Just Like You Wrote It or NOT Living The Dream? - Joyfully Pressing On

Like You Wrote It?

It didn’t sit right.

That America’s funny, wholesome family man- The Cosby Show was one of 3 sitcoms mom let us watch- would say something like that didn’t fit. It sounded smug, arrogant, proud.

I won’t comment on Bill Cosby’s fall from grace and imprisonment, except to say, It’s all so sad.

But Cosby’s comment does make more sense now.

These are not the exact words I heard on the TV interview two decades ago, but these are attributable, and they’re close. When asked about married life, Cosby said with that big easy grin of his,

We are living it now just like we wrote it.

It hit me wrong. Because even then, fresh out of grad school, newly married in my early 20’s, with a house and a job and good  friends, I may have been living somebody’s dream, but I knew I wasn’t living mine

My story had already taken some twists and turns I couldn’t have imagined, much less written 20 years ago. Let’s just say, I didn’t think I’d be playing these roles, with the “cast”  now. I’m not (mostly) living my dreams. This isn’t how I wrote the story.

Which is really no matter.

Playing The Part

Because, my life is not really my show.

C.S. Lewis explained like this: We do not know the play. We do not even know whether we are in Act I or Act V. We do not know who are the major and who the minor characters. The Author knows. We are led to expect that the Author will have something to say to each of us on the part that each of us has played.

The playing it well is what matters infinitely.

God wrote us each into this story, where He wanted us. He’s the Author of our salvation (Hebrews 12:2) and  the Director of our hearts (2 Thessalonians 3:5). And He casts each of us in his grand play to the praise of his glory (1 Corinthians 7:17).

And when we are on our set stages- and in our waiting stages- playing our roles with joy and thanks, we make Him look great.

Testify to Grace

Paul said something 2,000 years ago that ties all this story-play-dream stuff together for me.

In Acts 20 Paul shares some sobering last words with some old friends, church leaders from Ephesus. He explain that he will go to Jerusalem, not knowing what will happen to him there.

In other words, Paul didn’t know what turns his story will take. No worries, though, because not knowing the story didn’t stop him from playing his part well. Heres’s how he summed up that part (Acts 20:24):

But I do not account my life of any value nor as precious to myself, if only I may finish my course and the ministry that I received from the Lord Jesus, to testify to the gospel of the grace of God. 

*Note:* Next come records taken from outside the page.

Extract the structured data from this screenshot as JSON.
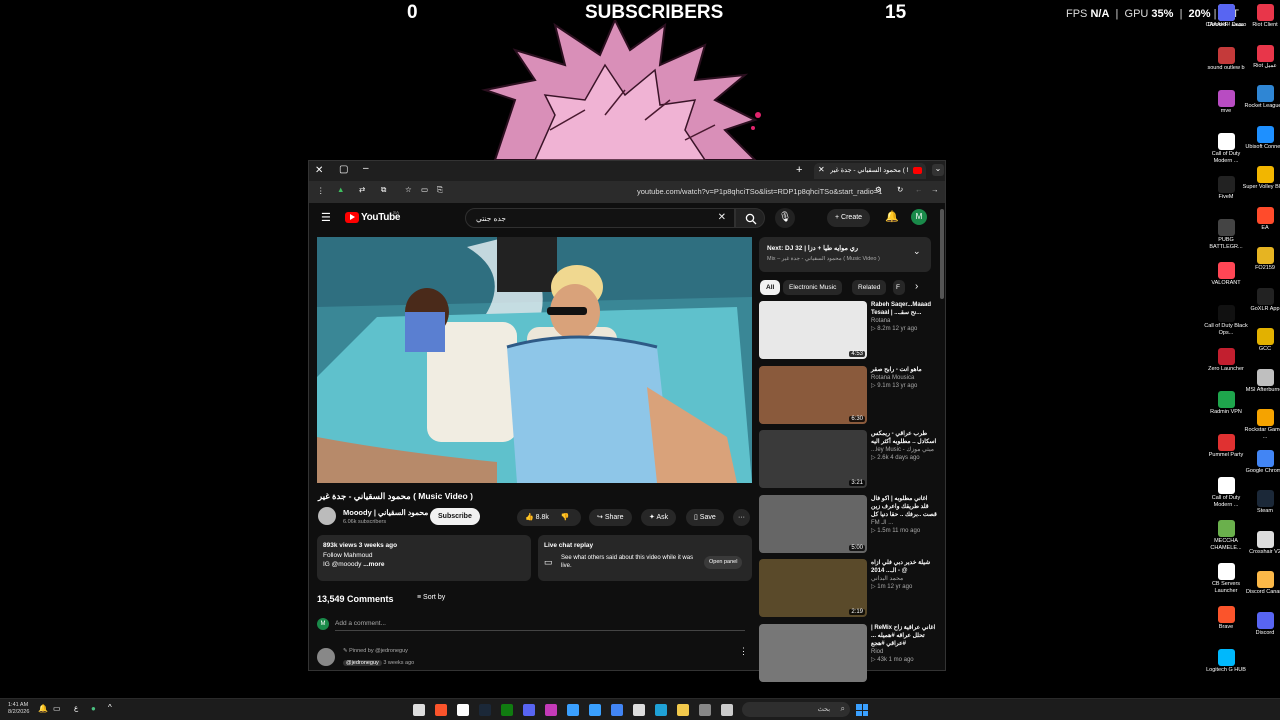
{
  "overlay": {
    "left_count": "0",
    "title": "SUBSCRIBERS",
    "right_count": "15",
    "fps_label": "FPS",
    "fps_value": "N/A",
    "gpu_label": "GPU",
    "gpu_value": "35",
    "gpu_unit": "%",
    "cpu_value": "20",
    "cpu_unit": "%",
    "lat_label": "LAT"
  },
  "desktop_icons": [
    {
      "label": "CAAAHR! Demo",
      "color": "#ffffff"
    },
    {
      "label": "Discord - نسخة",
      "color": "#5865f2"
    },
    {
      "label": "Riot Client",
      "color": "#e8364a"
    },
    {
      "label": "sound outlew b",
      "color": "#c43a3a"
    },
    {
      "label": "Riot عميل",
      "color": "#e8364a"
    },
    {
      "label": "mve",
      "color": "#b84cc2"
    },
    {
      "label": "Rocket League®",
      "color": "#2f86d4"
    },
    {
      "label": "Call of Duty Modern ...",
      "color": "#ffffff"
    },
    {
      "label": "Ubisoft Connect",
      "color": "#1e90ff"
    },
    {
      "label": "FiveM",
      "color": "#222222"
    },
    {
      "label": "Super Volley Blast",
      "color": "#f2b600"
    },
    {
      "label": "PUBG BATTLEGR...",
      "color": "#444444"
    },
    {
      "label": "EA",
      "color": "#ff4b2b"
    },
    {
      "label": "VALORANT",
      "color": "#ff4655"
    },
    {
      "label": "FO2159",
      "color": "#e6b422"
    },
    {
      "label": "Call of Duty Black Ops...",
      "color": "#111111"
    },
    {
      "label": "GoXLR App",
      "color": "#222222"
    },
    {
      "label": "Zero Launcher",
      "color": "#c21f2f"
    },
    {
      "label": "GCC",
      "color": "#e2b100"
    },
    {
      "label": "Radmin VPN",
      "color": "#1ea54c"
    },
    {
      "label": "MSI Afterburner",
      "color": "#bfbfbf"
    },
    {
      "label": "Pummel Party",
      "color": "#e03131"
    },
    {
      "label": "Rockstar Games ...",
      "color": "#f5a300"
    },
    {
      "label": "Call of Duty Modern ...",
      "color": "#ffffff"
    },
    {
      "label": "Google Chrome",
      "color": "#4285f4"
    },
    {
      "label": "MECCHA CHAMELE...",
      "color": "#6ab04c"
    },
    {
      "label": "Steam",
      "color": "#1b2838"
    },
    {
      "label": "CB Servers Launcher",
      "color": "#ffffff"
    },
    {
      "label": "Crosshair V2",
      "color": "#dddddd"
    },
    {
      "label": "Brave",
      "color": "#fb542b"
    },
    {
      "label": "Discord Canary",
      "color": "#fbb848"
    },
    {
      "label": "Logitech G HUB",
      "color": "#00b8fc"
    },
    {
      "label": "Discord",
      "color": "#5865f2"
    }
  ],
  "browser": {
    "tab_title": "محمود السقياني - جدة غير ( Mu",
    "url": "youtube.com/watch?v=P1p8qhciTSo&list=RDP1p8qhciTSo&start_radio=1",
    "yt_logo": "YouTube",
    "yt_region": "SA",
    "search_query": "جده جنتي",
    "create_label": "Create",
    "avatar_letter": "M",
    "video_title": "محمود السقياني - جدة غير ( Music Video )",
    "channel_name": "Mooody | محمود السقياني",
    "subscribers": "6.06k subscribers",
    "subscribe_label": "Subscribe",
    "likes": "8.8k",
    "share_label": "Share",
    "ask_label": "Ask",
    "save_label": "Save",
    "views_line": "893k views  3 weeks ago",
    "desc_line1": "Follow Mahmoud",
    "desc_line2": "IG @mooody",
    "desc_more": "...more",
    "chat_title": "Live chat replay",
    "chat_desc": "See what others said about this video while it was live.",
    "open_panel": "Open panel",
    "comments_count": "13,549 Comments",
    "sort_by": "Sort by",
    "add_comment": "Add a comment...",
    "pinned_by": "Pinned by @jedroneguy",
    "pinned_user": "@jedroneguy",
    "pinned_time": "3 weeks ago",
    "next_label": "Next: DJ 32 | ري موايه طيا + دزا",
    "mix_label": "Mix – محمود السقياني - جدة غير ( Music Video )",
    "chips": [
      "All",
      "Electronic Music",
      "Related",
      "F"
    ]
  },
  "related": [
    {
      "title": "Rabeh Saqer...Maaad Tesaal | ...نح سقـ...",
      "channel": "Rotana",
      "meta": "▷ 8.2m  12 yr ago",
      "dur": "4:53",
      "bg": "#e8e8e8"
    },
    {
      "title": "ماهو انت - رابح صقر",
      "channel": "Rotana Mousica",
      "meta": "▷ 9.1m  13 yr ago",
      "dur": "6:30",
      "bg": "#8a5a3c"
    },
    {
      "title": "طرب عراقي - ريمكس اسكادل .. مطلوبه أكثر اليه",
      "channel": "...ley Music - ميثي موزك",
      "meta": "▷ 2.6k  4 days ago",
      "dur": "3:21",
      "bg": "#3a3a3a"
    },
    {
      "title": "اغاني مطلوبه | اكو فال قلد طريقك واعرف زين قصت ..برفك .. حقا دنيا كل",
      "channel": "FM الـ ...",
      "meta": "▷ 1.5m  11 mo ago",
      "dur": "5:00",
      "bg": "#666666"
    },
    {
      "title": "شيلة خدير دبي فلي ازاه الـ... 2014 - @",
      "channel": "محمد البداني",
      "meta": "▷ 1m  12 yr ago",
      "dur": "2:19",
      "bg": "#5a4a2a"
    },
    {
      "title": "| ReMix اغاني عراقية زاح تحلل عراقه #هميله ... #عراقي #هجع",
      "channel": "Riod",
      "meta": "▷ 43k  1 mo ago",
      "dur": "",
      "bg": "#777777"
    }
  ],
  "taskbar": {
    "time": "1:41 AM",
    "date": "8/2/2026",
    "search_placeholder": "بحث"
  }
}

Is that the aim of our lives too?

Different Stories, Same Aim

Our stories are so different. But, John Piper explains, in Christ,

We do all have the same essential goal: to magnify the glory and the greatness of the grace of God in Jesus Christ. This is the racecourse all Christians are running. The turns and the terrain are different. The aim is the same.

This means we embrace the fact that we do not write our own stories. We don’t know the next page, let alone the next chapter. The way there is unknown.

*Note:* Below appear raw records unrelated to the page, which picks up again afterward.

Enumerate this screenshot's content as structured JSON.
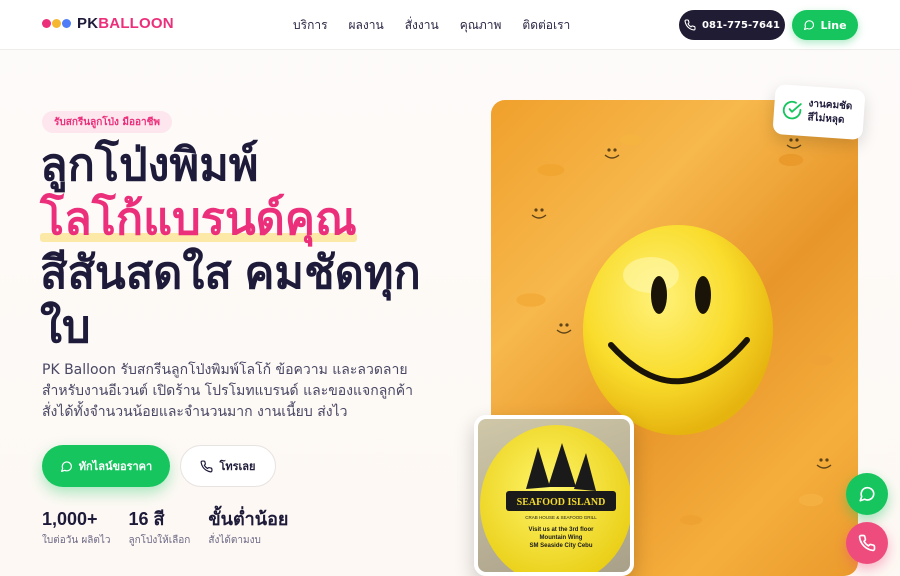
{
  "brand": {
    "name_part1": "PK",
    "name_part2": "BALLOON",
    "dot_colors": [
      "#ec2f7b",
      "#f5b731",
      "#4f7cf7"
    ]
  },
  "nav": {
    "items": [
      {
        "label": "บริการ"
      },
      {
        "label": "ผลงาน"
      },
      {
        "label": "สั่งงาน"
      },
      {
        "label": "คุณภาพ"
      },
      {
        "label": "ติดต่อเรา"
      }
    ]
  },
  "header_actions": {
    "phone_label": "081-775-7641",
    "line_label": "Line"
  },
  "hero": {
    "badge": "รับสกรีนลูกโป่ง มืออาชีพ",
    "title_line1": "ลูกโป่งพิมพ์",
    "title_accent": "โลโก้แบรนด์คุณ",
    "title_line3": "สีสันสดใส คมชัดทุกใบ",
    "description": "PK Balloon รับสกรีนลูกโป่งพิมพ์โลโก้ ข้อความ และลวดลาย สำหรับงานอีเวนต์ เปิดร้าน โปรโมทแบรนด์ และของแจกลูกค้า สั่งได้ทั้งจำนวนน้อยและจำนวนมาก งานเนี้ยบ ส่งไว",
    "cta_quote": "ทักไลน์ขอราคา",
    "cta_call": "โทรเลย"
  },
  "stats": [
    {
      "num": "1,000+",
      "label": "ใบต่อวัน ผลิตไว"
    },
    {
      "num": "16 สี",
      "label": "ลูกโป่งให้เลือก"
    },
    {
      "num": "ขั้นต่ำน้อย",
      "label": "สั่งได้ตามงบ"
    }
  ],
  "photo_badge": {
    "line1": "งานคมชัด",
    "line2": "สีไม่หลุด"
  },
  "inset_print": {
    "brand": "SEAFOOD ISLAND",
    "sub": "CRAB HOUSE & SEAFOOD GRILL",
    "line1": "Visit us at the 3rd floor",
    "line2": "Mountain Wing",
    "line3": "SM Seaside City Cebu"
  },
  "colors": {
    "accent_pink": "#ec2f7b",
    "line_green": "#16c55e",
    "dark": "#1f1c33"
  }
}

Our stories twist and turn,

[A]round the corner called future and disappears into the unknown. Therefore, the unwasted life is always lived one step from the unknown. This is what faith is for. “By faith Abraham obeyed when he was called to go out to a place that he was to receive as an inheritance. And he went out, not knowing where he was going” (Hebrews 11:8). That’s what faith does.

I don’t want to waste my life. Which means I need to rest content with the unknown next chapters and with parts I wouldn’t have scripted this way.

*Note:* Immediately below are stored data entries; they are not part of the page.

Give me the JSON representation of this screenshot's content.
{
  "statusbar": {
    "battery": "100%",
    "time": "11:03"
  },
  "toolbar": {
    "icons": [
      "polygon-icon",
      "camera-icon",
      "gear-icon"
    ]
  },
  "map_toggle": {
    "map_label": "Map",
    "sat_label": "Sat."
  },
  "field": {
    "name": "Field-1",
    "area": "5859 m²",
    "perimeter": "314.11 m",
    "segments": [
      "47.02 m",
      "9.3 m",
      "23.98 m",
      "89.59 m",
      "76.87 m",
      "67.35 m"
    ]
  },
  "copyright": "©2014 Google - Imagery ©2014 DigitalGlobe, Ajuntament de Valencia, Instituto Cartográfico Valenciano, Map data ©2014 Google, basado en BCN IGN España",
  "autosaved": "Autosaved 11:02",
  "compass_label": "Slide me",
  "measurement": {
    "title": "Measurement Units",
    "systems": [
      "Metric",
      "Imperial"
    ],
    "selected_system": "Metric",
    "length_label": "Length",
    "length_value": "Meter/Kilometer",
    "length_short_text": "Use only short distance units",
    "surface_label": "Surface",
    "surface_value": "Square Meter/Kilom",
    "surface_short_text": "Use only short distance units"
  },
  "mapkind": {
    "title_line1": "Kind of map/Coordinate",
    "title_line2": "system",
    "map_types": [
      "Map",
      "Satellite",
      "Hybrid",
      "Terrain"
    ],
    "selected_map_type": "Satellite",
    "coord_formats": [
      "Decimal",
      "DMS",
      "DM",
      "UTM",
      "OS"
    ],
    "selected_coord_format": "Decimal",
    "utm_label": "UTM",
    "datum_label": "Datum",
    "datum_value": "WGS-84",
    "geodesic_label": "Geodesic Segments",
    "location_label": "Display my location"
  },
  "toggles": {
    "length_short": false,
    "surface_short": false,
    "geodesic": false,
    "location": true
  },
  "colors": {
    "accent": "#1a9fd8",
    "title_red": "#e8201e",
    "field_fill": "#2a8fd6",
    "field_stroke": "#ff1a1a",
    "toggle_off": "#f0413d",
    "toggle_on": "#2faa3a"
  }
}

Not Living the Dream is Still Alright With Me

So, no. I wouldn’t have written myself in this way- not into this marriage or this job, not these boys, this house, or this blog. (Well, I guess I do write the blog. But it wasn’t my dream. My friend Traci spurred it on.)

But I do know this story I’m in, with both its surprise twists and its storylines that feel more static than I’d write, was scripted by God. 

And- oft in sorrow, oft in woe– often way too slowly both for the characters around me and for me- I’m learning that it’s not so much what part I play but how I play that part that matters.

Oh, sure, sometimes I let my hungry eyes drift to what seem like others’ storybook lives and dream up different parts for me. But my aim is to play my part well, which is to testify to the grace of God.

And the great thing is, I don’t have to have to be living like I wrote it, living the dream, to do that.

In fact, God’s grace might just look that much greater when the testimony to it comes from one whose story is not just like he wrote it.

I know, O LORD, that the way of man is not in himself, that it is not in man who walks to direct his steps.